Deb commented she's not crazy about some of his works. Me either, I think Inness stumbled from time to time. Much of his early work can be stiff. But so often he hit the ball right out of the part, especially once he found his stride in middle and later years.

And it is a good thing if any of us painters find fault in the work of those who've gone before us. It's our task to do it differently and better than what we're complaining about. I've had the good fortune to have studied with some very fine artists, and yet I routinely found private disappointments in their paintings. And it helped me not just stand in their shadows.

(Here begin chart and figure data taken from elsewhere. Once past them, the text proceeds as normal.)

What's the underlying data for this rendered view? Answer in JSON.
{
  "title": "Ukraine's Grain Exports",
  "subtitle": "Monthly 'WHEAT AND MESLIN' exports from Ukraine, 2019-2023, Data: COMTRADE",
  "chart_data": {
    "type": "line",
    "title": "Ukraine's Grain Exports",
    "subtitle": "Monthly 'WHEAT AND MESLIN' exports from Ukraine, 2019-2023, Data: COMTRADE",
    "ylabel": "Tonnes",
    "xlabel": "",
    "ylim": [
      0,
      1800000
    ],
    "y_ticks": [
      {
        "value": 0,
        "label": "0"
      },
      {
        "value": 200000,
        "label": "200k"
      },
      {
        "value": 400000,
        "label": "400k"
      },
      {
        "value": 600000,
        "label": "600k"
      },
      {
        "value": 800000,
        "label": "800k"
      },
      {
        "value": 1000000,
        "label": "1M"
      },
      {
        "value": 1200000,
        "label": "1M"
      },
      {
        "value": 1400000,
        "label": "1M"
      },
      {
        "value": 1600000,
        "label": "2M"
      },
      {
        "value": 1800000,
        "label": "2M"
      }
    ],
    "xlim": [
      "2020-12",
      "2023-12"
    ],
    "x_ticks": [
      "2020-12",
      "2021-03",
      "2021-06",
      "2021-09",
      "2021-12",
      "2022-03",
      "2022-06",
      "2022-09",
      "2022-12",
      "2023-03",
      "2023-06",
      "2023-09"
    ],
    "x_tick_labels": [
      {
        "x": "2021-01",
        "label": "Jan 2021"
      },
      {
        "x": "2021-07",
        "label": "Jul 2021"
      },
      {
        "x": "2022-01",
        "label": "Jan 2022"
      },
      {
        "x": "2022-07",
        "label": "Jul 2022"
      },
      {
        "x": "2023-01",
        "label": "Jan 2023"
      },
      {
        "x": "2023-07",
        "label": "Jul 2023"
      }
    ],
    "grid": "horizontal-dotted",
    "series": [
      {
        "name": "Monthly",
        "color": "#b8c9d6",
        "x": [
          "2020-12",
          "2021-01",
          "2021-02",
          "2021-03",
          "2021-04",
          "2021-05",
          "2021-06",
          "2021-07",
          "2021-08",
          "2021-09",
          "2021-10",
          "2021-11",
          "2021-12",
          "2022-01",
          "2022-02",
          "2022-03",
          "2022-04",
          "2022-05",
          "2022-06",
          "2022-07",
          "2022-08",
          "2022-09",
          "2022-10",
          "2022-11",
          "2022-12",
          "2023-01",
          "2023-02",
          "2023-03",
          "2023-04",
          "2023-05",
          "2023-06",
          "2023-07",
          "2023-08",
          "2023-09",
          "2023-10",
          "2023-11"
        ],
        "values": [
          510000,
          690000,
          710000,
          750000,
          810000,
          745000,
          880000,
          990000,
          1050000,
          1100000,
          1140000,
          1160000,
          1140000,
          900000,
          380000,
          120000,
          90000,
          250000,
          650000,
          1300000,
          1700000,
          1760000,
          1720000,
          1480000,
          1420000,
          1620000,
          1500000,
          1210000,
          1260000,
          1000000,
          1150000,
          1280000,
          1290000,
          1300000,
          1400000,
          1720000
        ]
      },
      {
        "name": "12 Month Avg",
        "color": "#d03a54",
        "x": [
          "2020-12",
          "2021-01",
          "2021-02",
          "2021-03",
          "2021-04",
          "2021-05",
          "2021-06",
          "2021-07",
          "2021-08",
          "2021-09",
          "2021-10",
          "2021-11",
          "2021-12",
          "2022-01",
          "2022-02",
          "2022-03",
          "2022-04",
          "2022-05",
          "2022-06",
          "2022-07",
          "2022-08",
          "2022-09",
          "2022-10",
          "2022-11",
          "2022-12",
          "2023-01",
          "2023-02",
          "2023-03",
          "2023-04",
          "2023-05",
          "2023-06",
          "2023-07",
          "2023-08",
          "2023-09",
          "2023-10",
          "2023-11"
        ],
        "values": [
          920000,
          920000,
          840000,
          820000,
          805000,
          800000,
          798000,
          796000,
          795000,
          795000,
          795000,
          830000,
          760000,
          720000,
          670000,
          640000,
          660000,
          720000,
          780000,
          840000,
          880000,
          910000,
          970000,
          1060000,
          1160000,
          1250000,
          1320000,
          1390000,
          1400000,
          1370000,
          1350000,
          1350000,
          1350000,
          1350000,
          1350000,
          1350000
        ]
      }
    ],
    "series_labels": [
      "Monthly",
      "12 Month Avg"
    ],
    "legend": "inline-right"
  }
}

Overall I think what's best of all about Inness is his clear debt to the artists who preceded him, but then his ability to stake out some new territory as his work matured.

Gregory Becker said...

His Italian paintings have always been interesting to me but for slightly different reasons.
I used to have a book that showed the color and the greyscale on the opposite page and it had about 4 or 5 Inness paintings in there and I have an obsession when it comes to value and I would study them for hours and never get bored.
I still take paintings and turn them into greyscales so that I can see the value relationships.
I compared his Italian paintings in greyscale to an artist named Wendy Artin who currently lives in Rome and works with mostly watercolor and is famous for her sepia tone washes. She captures those wonderful roman trees in a similar manner. A strange connectivity between them.
Wendy Artin is the reason I began pursuing art.

Stapleton Kearns said...

Jeff:
I did see that show. There were several very early Inness paintings in it too. I saw the Metropolitan Gallery show in 1985. I looked in my catalog and it says the Met anyway, I keep remembering it as being at the National Gallery in DC.I was a big retrospective, I would love to see it again....
..............Stape

Stapleton Kearns said...

Deb:
The later Inness are tonalisyt piaintings. The brown shadoes you see are common to all pre impressionist painting. Often they ar ethe ground on which the painting was done. There are Inness paintings I don't like,and some of the early ones are just OK, but I think he was Amwericas greatest painter, except perhaps for Sargent.
........Stape

Stapleton Kearns said...

Phillip:
You are going to get to continue with that for a while. I have almost another 30 years to cover! I hope all my readers are not Innessed out. There is a lot to learn from Innesss and no other American landscape painter can in my opinion teach the aspiring painter as many differing things.
.............Stape

Stapleton Kearns said...

Gregory:
Perhaps I should present a few in both color and black and white.
...............Stape

tim said...

Norton Art Gallery in Shreveport, La. has the only impressionistic painting by Inness I have seen. It gave me hope to know that even GEORGE INNESS had truly bad experiences in his career. I love his later tonal work but not that green impressionistic attempt!